Dans de nombreux cas, les tribunaux ont imposé des peines capitales après des procès qui n’étaient pas conformes aux standards internationaux en matière de procès équitables, à cause notamment de l’acceptation d’aveux obtenus sous la torture ou d’autres mauvais traitements. Les personnes détenues dans les couloirs de la mort se sont souvent vues refuser la présence d’un avocat durant la phase d’instruction.

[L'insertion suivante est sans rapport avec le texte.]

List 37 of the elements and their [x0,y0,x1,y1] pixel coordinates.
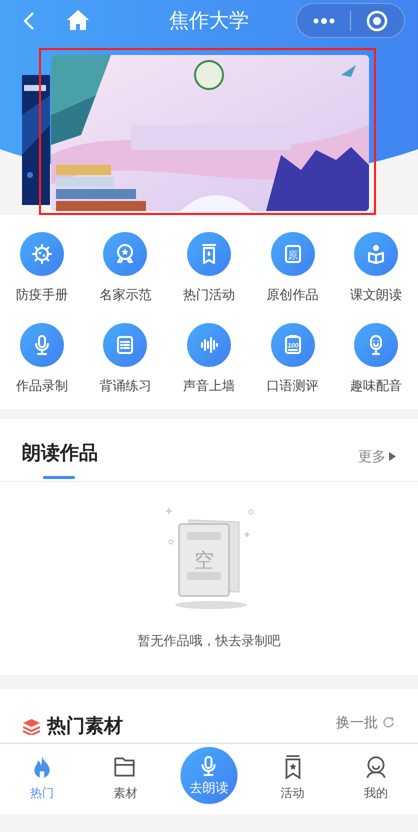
caret-icon [389,452,396,461]
back-icon[interactable] [22,11,36,31]
shortcut-button[interactable] [103,322,148,366]
refresh-icon [382,716,395,729]
section-title: 热门素材 [47,714,123,738]
shortcut-button[interactable] [186,322,231,366]
shortcut-label[interactable]: 热门活动 [182,285,235,304]
shortcut-button[interactable] [20,322,64,366]
shortcut-label[interactable]: 口语测评 [266,376,319,395]
shortcut-label[interactable]: 背诵练习 [99,376,152,395]
home-icon[interactable] [66,9,90,31]
shortcut-label[interactable]: 名家示范 [99,285,152,304]
shortcut-button[interactable] [20,232,64,276]
capsule-menu[interactable] [296,3,405,38]
tab[interactable]: 活动 [250,744,334,814]
empty-state-drawing: 空 [159,502,259,612]
refresh-button[interactable]: 换一批 [336,712,395,733]
shortcut-label[interactable]: 声音上墙 [182,376,235,395]
shortcut-label[interactable]: 趣味配音 [350,376,402,395]
shortcut-label[interactable]: 作品录制 [16,376,68,395]
shortcut-label[interactable]: 防疫手册 [16,285,68,304]
shortcut-button[interactable] [354,322,398,366]
close-icon[interactable] [366,10,388,32]
page-title: 焦作大学 [169,9,249,34]
empty-message: 暂无作品哦，快去录制吧 [136,632,282,650]
tab[interactable]: 我的 [334,744,418,814]
shortcut-button[interactable] [186,232,231,276]
shortcut-button[interactable] [103,232,148,276]
more-link[interactable]: 更多 [358,446,396,467]
layers-icon [23,718,40,735]
section-title: 朗读作品 [22,442,98,466]
shortcut-label[interactable]: 课文朗读 [350,285,402,304]
more-icon[interactable] [312,16,336,24]
tab[interactable]: 素材 [84,744,168,814]
virus-icon [30,242,54,266]
shortcut-button[interactable] [354,232,398,276]
shortcut-label[interactable]: 原创作品 [266,285,319,304]
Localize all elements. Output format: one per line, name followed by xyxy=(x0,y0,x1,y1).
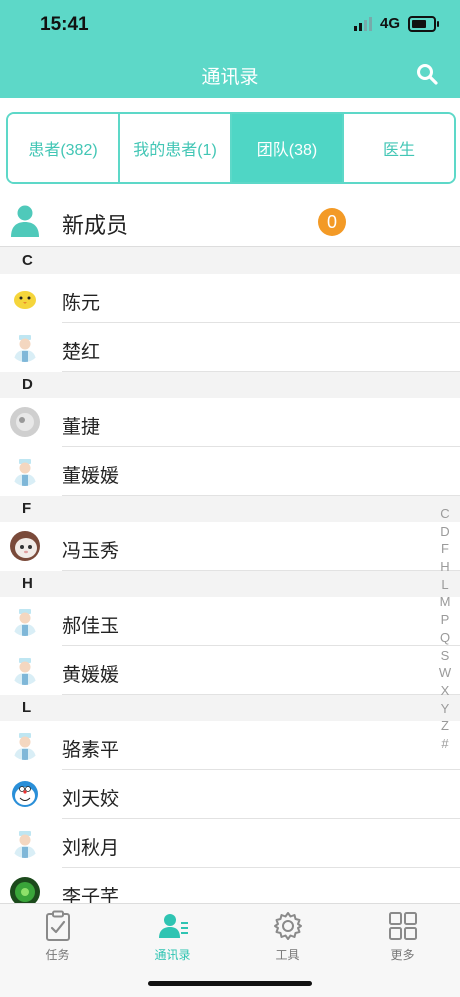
page-title: 通讯录 xyxy=(201,67,259,88)
contact-row[interactable]: 刘秋月 xyxy=(0,819,460,868)
contact-row[interactable]: 陈元 xyxy=(0,274,460,323)
index-letter[interactable]: C xyxy=(440,505,449,523)
section-header: D xyxy=(0,372,460,398)
nurse-avatar xyxy=(10,456,40,486)
index-letter[interactable]: Y xyxy=(441,700,450,718)
index-letter[interactable]: P xyxy=(441,611,450,629)
index-letter[interactable]: X xyxy=(441,682,450,700)
contact-name: 刘秋月 xyxy=(62,838,120,859)
chick-avatar xyxy=(10,283,40,313)
doraemon-avatar xyxy=(10,779,40,809)
tab-patients[interactable]: 患者(382) xyxy=(8,114,120,182)
section-header: L xyxy=(0,695,460,721)
index-letter[interactable]: Z xyxy=(441,717,449,735)
network-label: 4G xyxy=(379,15,400,32)
contact-row[interactable]: 董媛媛 xyxy=(0,447,460,496)
index-letter[interactable]: W xyxy=(439,664,451,682)
cat-photo-avatar xyxy=(10,531,40,561)
contact-name: 冯玉秀 xyxy=(62,541,120,562)
contact-name: 陈元 xyxy=(62,293,101,314)
nurse-avatar xyxy=(10,332,40,362)
home-indicator[interactable] xyxy=(148,981,312,986)
contact-row[interactable]: 董捷 xyxy=(0,398,460,447)
search-icon[interactable] xyxy=(416,63,438,85)
navbar: 通讯录 xyxy=(0,50,460,98)
new-members-row[interactable]: 新成员 0 xyxy=(0,198,460,247)
tabbar-label: 通讯录 xyxy=(154,948,191,962)
tabbar-label: 任务 xyxy=(45,948,70,962)
contact-row[interactable]: 郝佳玉 xyxy=(0,597,460,646)
contact-row[interactable]: 黄媛媛 xyxy=(0,646,460,695)
tabbar-item-tools[interactable]: 工具 xyxy=(230,910,345,963)
new-members-label: 新成员 xyxy=(62,213,129,238)
index-letter[interactable]: M xyxy=(440,593,451,611)
status-indicators: 4G xyxy=(353,15,439,32)
segmented-tabs: 患者(382) 我的患者(1) 团队(38) 医生 xyxy=(6,112,456,184)
index-letter[interactable]: Q xyxy=(440,629,450,647)
gear-icon xyxy=(273,912,302,940)
contact-name: 骆素平 xyxy=(62,740,120,761)
contact-name: 董捷 xyxy=(62,417,101,438)
grid-icon xyxy=(388,912,417,940)
clipboard-check-icon xyxy=(45,910,70,941)
contact-row[interactable]: 楚红 xyxy=(0,323,460,372)
index-letter[interactable]: L xyxy=(441,576,448,594)
tabbar-label: 更多 xyxy=(390,948,415,962)
green-photo-avatar xyxy=(10,877,40,903)
status-bar: 15:41 4G xyxy=(0,0,460,50)
section-header: F xyxy=(0,496,460,522)
contact-name: 李子芊 xyxy=(62,887,120,903)
section-header: C xyxy=(0,248,460,274)
nurse-avatar xyxy=(10,606,40,636)
tabbar-item-contacts[interactable]: 通讯录 xyxy=(115,910,230,963)
index-letter[interactable]: H xyxy=(440,558,449,576)
tab-doctors[interactable]: 医生 xyxy=(344,114,454,182)
contact-name: 董媛媛 xyxy=(62,466,120,487)
contact-name: 黄媛媛 xyxy=(62,665,120,686)
contact-name: 刘天姣 xyxy=(62,789,120,810)
index-letter[interactable]: # xyxy=(441,735,448,753)
nurse-avatar xyxy=(10,655,40,685)
contact-name: 楚红 xyxy=(62,342,101,363)
tabbar-label: 工具 xyxy=(275,948,300,962)
contact-row[interactable]: 骆素平 xyxy=(0,721,460,770)
signal-icon xyxy=(353,16,372,31)
person-icon xyxy=(11,205,39,237)
tab-my-patients[interactable]: 我的患者(1) xyxy=(120,114,232,182)
index-letter[interactable]: D xyxy=(440,523,449,541)
index-letter[interactable]: S xyxy=(441,647,450,665)
contact-row[interactable]: 刘天姣 xyxy=(0,770,460,819)
alphabet-index[interactable]: C D F H L M P Q S W X Y Z # xyxy=(438,505,452,753)
contact-row[interactable]: 冯玉秀 xyxy=(0,522,460,571)
status-time: 15:41 xyxy=(40,14,89,35)
contact-list: C 陈元 楚红 D 董捷 董媛媛 F 冯玉秀 H 郝佳玉 黄媛媛 L 骆素平 刘… xyxy=(0,248,460,903)
segment-area: 患者(382) 我的患者(1) 团队(38) 医生 xyxy=(0,98,460,198)
tabbar-item-more[interactable]: 更多 xyxy=(345,910,460,963)
contact-name: 郝佳玉 xyxy=(62,616,120,637)
section-header: H xyxy=(0,571,460,597)
index-letter[interactable]: F xyxy=(441,540,449,558)
contacts-icon xyxy=(158,914,188,938)
battery-icon xyxy=(408,15,439,32)
nurse-avatar xyxy=(10,730,40,760)
gray-photo-avatar xyxy=(10,407,40,437)
tab-team[interactable]: 团队(38) xyxy=(232,114,344,182)
new-members-count-badge: 0 xyxy=(318,208,346,236)
tabbar-item-tasks[interactable]: 任务 xyxy=(0,910,115,963)
contact-row[interactable]: 李子芊 xyxy=(0,868,460,903)
nurse-avatar xyxy=(10,828,40,858)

De nombreux délinquants juvénils, dont certains ont été condamnés ces dernières années pour des crimes commis avant qu’ils aient 18 ans, attendent dans les couloirs de la mort. D’autres ont été exécutés. Le nouveau Code Pénal Islamique permet l’exécution de délinquants juvénils dans le cadre du qisas (rétribution en nature) ou de hodoud (crimes pour lesquelles il existe une peine fixe prescrite par le droit islamique), sauf si un juge décide que l’auteur ne comprenait pas la nature du crimes ou ses conséquences, ou s’il y a un doute sur les capacités mentales de l’auteur. Saman Naseem, qui a été arrêté alors qu’il avait 17 ans, a été condamné à mort pour Moharebeh (« guerre contre Dieu ») et Ifsad Fil Arz (« corruption sur terre ») pour sa participation supposée à des activités armées. Il est rapporté que des membres de la sécurité l’auraient torturé en détention pour obtenir une « confession ». L’ONG Iran Human Rights a comptabilisé, rien qu’en 2014, au moins 14 exécutions de personnes qui auraient été mineures au moment des faits qui leur sont reprochés.